Protecting The Best Interests Of Our Children: A Law Day Challenge

By
Martha Barnett, President
American Bar Association

For more than 100 years, American law has focused on the "best interests of the child" in deciding cases affecting young people. That guiding principle is the American Bar Association's theme for our nation's May 1 commemoration of Law Day.

Every day, ABA members and staff help the courts and child protection authorities work more effectively for the best interests of children. We help lawyers handling child welfare cases sharpen their trial skills, and offer technical assistance - most of it free - to the courts and child welfare authorities to improve their case-handling. Our volunteer lawyers also work to improve the laws affecting children.

But protecting the best interests of our children will require efforts beyond those of the legal community. It remains vital that business executives, political leaders, and indeed all citizens pay attention to the needs of children involved in the courts.

Children collide with the legal system for a variety of reasons - some beyond their control. They are often in court as victims of crime or the unhappy subjects of custody disputes. Yet these children may be the most ignored in legal proceedings.

More than a half-million children each year are involved in judicial proceedings related to their abuse, neglect or abandonment.

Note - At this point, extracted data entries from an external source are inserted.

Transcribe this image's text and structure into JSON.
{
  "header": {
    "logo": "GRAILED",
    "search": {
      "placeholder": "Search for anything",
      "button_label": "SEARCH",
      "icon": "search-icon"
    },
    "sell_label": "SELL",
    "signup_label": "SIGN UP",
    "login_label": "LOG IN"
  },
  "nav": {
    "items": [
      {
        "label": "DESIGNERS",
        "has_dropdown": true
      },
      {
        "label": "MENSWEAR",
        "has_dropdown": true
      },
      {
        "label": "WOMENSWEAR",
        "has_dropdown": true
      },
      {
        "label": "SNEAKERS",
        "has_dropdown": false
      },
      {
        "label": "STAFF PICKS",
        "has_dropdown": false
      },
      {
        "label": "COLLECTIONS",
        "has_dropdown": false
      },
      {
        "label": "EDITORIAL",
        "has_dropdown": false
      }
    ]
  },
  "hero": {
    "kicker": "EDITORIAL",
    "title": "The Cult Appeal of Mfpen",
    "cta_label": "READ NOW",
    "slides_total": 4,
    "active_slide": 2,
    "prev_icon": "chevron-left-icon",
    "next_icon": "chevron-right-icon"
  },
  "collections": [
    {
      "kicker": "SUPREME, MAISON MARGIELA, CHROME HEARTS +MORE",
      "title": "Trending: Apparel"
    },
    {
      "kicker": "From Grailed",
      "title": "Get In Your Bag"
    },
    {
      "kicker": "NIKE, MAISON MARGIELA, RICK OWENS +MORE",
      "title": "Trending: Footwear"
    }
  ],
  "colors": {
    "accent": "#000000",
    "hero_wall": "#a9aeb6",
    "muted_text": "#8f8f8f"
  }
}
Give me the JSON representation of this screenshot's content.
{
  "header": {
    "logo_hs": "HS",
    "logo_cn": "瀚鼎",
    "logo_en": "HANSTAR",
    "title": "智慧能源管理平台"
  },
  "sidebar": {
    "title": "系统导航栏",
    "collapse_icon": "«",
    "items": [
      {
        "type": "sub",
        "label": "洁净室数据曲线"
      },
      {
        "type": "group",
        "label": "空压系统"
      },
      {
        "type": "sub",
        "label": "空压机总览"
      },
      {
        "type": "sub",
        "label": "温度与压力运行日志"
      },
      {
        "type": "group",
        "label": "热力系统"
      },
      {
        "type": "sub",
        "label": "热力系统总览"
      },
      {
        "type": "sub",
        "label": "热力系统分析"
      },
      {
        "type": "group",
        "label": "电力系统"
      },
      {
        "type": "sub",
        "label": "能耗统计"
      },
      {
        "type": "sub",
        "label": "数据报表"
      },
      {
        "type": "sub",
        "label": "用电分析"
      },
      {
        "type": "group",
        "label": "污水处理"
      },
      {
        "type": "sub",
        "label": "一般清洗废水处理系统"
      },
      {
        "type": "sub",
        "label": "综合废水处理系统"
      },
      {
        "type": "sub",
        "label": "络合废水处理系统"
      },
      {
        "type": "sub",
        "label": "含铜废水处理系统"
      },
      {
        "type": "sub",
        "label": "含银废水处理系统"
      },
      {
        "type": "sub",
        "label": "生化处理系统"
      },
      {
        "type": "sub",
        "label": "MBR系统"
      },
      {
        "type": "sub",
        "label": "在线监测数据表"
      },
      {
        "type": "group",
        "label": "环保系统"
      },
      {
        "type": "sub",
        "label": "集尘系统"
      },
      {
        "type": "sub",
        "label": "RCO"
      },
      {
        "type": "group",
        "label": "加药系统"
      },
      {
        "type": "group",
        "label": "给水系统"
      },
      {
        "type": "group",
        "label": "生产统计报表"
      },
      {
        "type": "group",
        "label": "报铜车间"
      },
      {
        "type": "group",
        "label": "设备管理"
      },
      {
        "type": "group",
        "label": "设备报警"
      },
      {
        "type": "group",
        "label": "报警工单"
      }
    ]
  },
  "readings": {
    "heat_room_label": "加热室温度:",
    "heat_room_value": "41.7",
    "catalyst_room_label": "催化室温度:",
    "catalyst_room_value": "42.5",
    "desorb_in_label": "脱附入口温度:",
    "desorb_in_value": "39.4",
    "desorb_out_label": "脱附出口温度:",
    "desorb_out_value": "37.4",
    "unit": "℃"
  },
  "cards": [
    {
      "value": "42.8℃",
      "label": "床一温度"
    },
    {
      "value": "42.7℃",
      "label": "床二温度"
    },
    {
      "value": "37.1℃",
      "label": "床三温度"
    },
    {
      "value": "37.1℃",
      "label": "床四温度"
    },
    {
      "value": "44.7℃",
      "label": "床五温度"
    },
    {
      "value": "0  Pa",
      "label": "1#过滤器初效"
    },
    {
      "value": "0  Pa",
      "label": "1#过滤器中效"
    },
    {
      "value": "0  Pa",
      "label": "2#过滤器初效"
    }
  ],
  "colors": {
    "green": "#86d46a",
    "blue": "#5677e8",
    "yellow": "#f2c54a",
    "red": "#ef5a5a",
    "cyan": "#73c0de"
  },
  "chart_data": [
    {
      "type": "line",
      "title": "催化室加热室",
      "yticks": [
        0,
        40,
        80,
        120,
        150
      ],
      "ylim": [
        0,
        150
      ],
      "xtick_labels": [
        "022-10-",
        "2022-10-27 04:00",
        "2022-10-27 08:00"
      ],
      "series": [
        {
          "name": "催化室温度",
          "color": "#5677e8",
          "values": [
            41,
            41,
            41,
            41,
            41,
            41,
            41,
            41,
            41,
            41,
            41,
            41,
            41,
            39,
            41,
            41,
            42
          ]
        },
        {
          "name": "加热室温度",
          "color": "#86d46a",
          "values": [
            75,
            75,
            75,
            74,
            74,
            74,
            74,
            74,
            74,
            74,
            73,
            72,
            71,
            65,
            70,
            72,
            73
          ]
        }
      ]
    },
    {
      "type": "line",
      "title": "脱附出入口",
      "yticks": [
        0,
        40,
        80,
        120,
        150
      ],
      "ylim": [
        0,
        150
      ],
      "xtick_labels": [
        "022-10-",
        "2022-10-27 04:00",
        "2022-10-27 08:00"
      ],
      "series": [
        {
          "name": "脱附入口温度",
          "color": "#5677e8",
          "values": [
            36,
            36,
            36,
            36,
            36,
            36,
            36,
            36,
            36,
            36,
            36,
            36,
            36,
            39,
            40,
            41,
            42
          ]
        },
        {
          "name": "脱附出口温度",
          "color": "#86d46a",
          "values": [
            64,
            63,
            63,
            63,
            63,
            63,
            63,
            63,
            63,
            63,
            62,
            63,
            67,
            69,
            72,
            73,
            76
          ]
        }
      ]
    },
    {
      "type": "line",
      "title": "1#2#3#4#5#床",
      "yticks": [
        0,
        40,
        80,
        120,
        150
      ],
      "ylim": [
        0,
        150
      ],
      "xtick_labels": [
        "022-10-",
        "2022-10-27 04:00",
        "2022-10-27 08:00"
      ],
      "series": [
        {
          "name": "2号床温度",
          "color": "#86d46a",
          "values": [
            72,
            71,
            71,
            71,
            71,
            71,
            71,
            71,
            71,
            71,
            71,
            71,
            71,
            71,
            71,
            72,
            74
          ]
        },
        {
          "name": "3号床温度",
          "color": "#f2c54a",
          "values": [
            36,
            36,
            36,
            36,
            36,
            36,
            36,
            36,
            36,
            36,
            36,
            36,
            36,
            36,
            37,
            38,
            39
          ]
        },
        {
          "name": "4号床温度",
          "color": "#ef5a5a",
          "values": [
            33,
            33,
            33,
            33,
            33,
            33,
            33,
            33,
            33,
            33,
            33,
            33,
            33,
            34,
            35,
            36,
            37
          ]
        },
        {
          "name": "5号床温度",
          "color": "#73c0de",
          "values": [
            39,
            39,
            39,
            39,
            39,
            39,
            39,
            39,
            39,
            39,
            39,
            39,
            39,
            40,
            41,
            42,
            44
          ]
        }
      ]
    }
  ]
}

Yet the nation's courts are funded inadequately to meet their needs, promptly resolve their cases, or provide them-and their often indigent parents-with quality legal representation.

And despite sharp declines in youth crime, juveniles are still likely to face punitive over-reactions such as "zero tolerance" school policies. Too frequently, the law ill serves troubled teenagers whose lives are chaotic and who need alternatives, not punishment. Quality legal representation is often unavailable to them as well.

All children involved in the legal system have one thing in common - they need the law's help to ensure not only their health and safety, but their futures. Otherwise, their early experiences of crime, neglect, or violence at home may make them lifelong clients of the criminal justice, welfare or health care systems. Our crime victim and domestic relations laws, practices, and policies must be revamped to assist these children better. We need stronger laws and tougher enforcement of existing laws to protect children from violence, including gun violence, in the home, at school, and in the community.

"Protecting the Best Interests of Our Children" - our theme for Law Day - should be among the highest goals of America's legal profession. I urge those representing litigants in court, enforcing our laws, or serving as judges and court administrators, to take time on May 1 to consider how we might better serve children throughout our justice system. I hope, too, that more new lawyers and others outside the legal profession will see the importance of working on behalf of children.

In the words of Charles Dickens, "In the little world in which children have their existence…there is nothing so finely perceived and so finely felt, as injustice." Our profession will fight those injustices, but we need your help.